Finzi was part of the Vaughan Williams/Gustav Holst circle in England, and his music reflects that: All tweedy country-gentlemen Romantic, with lots of tunes that sound like British folk songs but unfurl to post-Romantic length. The Romance was sweet, lush, well-played and uninteresting.

Bartók’s piece, too rarely heard, is intensely interesting at every turn. The opening fugue, wound obsessively around a serpentine coiling of minor seconds, builds pressure like the turn of a screw into dense wood. In the faster movements, the music skips and trips over shifting meters as it dashes along breathlessly.

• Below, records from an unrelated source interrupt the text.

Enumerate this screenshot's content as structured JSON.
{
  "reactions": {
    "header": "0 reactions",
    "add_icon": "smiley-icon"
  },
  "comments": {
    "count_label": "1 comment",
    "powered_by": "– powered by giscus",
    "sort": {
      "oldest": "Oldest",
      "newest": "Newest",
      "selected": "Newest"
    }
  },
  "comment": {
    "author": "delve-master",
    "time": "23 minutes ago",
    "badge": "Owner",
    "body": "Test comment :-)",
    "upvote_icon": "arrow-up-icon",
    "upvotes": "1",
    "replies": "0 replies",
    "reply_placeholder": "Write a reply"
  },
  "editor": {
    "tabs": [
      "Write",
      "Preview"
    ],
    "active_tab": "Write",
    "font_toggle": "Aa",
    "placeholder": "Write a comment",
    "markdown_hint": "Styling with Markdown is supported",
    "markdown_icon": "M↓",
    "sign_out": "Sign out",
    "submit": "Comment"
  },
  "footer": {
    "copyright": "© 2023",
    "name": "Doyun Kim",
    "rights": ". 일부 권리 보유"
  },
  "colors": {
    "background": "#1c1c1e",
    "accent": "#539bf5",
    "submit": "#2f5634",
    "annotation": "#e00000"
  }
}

All the while, the most astonishing colors rise from extended string techniques, woozy tympani pedaled through pitch changes and tone clusters that are downright hallucinogenic coming out of a celesta. Calvary — a big live room that somehow isn’t muddy, acoustically — was the ideal venue for this piece. You could really hear the antiphonal exchanges between the miniature string orchestras to Hynson’s right and left. The music envelopes you in that space; you feel as if you’re inside of it, and that feeling heightened the thrill of Bartók’s music.

Hynson had fully absorbed this difficult piece and understood how the meter changes worked with its momentum. And he knew when the music was about momentum and when it was about atmosphere. The musicians, almost all of them moonlighting MSO members, gave Hynson close attention and responded with great vigor. The MCO has a tiny budget and thus is chronically under-rehearsed; a few moments of ragged ensemble reflected that reality. But those moments hardly mattered in such an electrified performance.